For more information, please contact Ben Logan or Jennifer Taylor, both of whom were involved in O’Melveny’s representation of the Committee in Philadelphia Newspapers.

[1] Case No. 11-166 (May 29, 2012).
[2] In re Philadelphia Newspapers, LLC, 599 F. 3d 298 (3d Cir. 2010).
[3] River Road Hotel Partners, LLC v. Amalgamated Bank (In re River Road Hotel Partners, LLC), 651 F.3d 642 (7th Cir. 2011).
[4] Section 1111(b) of the Bankruptcy Code provides a safeguard for a secured lender against what it believes to be an inappropriately low judicial valuation of its collateral. Specifically, § 1111(b) provides that a class of secured creditors may elect to have the entire amount of its debt treated as secured even if the collateral has a lower value (i.e., the creditor is undersecured). Under § 1129(b)(2)(A)(i), if the debtor retains the collateral subject to the liens, a plan can be crammed down on a class of secured creditors that makes the 1111(b) election only if this class receives a payment stream equal to the amount of the claim, but with a present value equal to the value of the collateral.
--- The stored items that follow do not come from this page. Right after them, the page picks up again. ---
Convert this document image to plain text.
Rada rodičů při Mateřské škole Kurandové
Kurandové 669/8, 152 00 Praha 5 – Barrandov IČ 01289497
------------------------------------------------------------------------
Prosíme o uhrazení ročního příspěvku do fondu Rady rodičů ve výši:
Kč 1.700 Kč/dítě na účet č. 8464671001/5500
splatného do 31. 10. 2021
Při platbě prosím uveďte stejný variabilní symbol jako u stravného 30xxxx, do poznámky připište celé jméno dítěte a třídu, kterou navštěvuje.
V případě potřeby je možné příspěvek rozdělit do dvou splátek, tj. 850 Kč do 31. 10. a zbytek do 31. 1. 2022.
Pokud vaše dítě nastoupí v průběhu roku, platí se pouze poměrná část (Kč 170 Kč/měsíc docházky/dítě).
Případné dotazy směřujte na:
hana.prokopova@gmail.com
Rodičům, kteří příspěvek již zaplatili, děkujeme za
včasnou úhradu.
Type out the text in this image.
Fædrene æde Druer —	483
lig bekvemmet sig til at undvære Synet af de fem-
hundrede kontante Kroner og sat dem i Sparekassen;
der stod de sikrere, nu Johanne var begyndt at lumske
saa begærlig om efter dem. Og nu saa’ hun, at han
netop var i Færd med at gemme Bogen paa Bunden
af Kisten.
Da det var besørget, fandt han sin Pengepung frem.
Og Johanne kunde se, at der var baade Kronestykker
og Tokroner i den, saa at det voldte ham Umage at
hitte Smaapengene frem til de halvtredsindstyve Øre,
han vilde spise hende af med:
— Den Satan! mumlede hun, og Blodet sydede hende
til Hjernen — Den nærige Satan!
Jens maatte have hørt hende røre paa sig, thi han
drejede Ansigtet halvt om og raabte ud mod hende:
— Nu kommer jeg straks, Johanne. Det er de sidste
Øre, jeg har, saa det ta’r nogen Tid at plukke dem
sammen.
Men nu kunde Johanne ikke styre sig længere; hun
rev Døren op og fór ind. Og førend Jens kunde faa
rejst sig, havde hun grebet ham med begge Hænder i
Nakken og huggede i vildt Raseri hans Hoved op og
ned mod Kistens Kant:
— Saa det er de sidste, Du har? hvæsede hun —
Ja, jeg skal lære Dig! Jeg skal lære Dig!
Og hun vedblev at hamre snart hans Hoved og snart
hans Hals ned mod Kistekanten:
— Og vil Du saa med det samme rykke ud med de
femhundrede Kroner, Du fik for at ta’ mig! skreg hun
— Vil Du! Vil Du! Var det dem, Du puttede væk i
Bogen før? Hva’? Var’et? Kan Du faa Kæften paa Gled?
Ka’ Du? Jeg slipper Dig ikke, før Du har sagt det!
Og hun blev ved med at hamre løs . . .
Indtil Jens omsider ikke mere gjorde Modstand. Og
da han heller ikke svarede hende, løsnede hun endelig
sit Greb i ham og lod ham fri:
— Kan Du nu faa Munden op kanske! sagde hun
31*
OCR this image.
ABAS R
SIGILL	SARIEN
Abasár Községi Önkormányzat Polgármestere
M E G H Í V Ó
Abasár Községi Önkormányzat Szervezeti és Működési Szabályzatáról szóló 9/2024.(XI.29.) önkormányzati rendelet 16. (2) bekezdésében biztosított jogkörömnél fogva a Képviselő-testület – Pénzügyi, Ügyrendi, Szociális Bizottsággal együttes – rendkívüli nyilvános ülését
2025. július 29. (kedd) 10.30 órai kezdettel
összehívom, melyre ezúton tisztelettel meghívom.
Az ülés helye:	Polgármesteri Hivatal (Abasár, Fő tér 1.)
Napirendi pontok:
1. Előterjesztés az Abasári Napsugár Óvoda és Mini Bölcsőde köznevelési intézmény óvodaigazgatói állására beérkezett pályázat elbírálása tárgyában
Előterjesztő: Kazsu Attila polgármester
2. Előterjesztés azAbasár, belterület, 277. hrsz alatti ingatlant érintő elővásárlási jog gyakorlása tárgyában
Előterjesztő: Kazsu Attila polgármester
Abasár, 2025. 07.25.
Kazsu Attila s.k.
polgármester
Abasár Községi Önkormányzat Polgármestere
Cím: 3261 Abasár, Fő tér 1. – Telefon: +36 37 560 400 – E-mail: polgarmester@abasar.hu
An electing secured creditor may receive a note that will be worth less than par, but the principal amount of the note will be the full amount of the debt so that the lender presumably will receive the full amount it is owed if a reorganized debtor later resells or refinances the collateral. However, the 1111(b) is inapplicable when collateral is sold free and clear of liens under a sale conducted under § 363 or pursuant to a plan.
[5] In re Pacific Lumber Co., 584 F.3d 229 (5th Cir. 2009).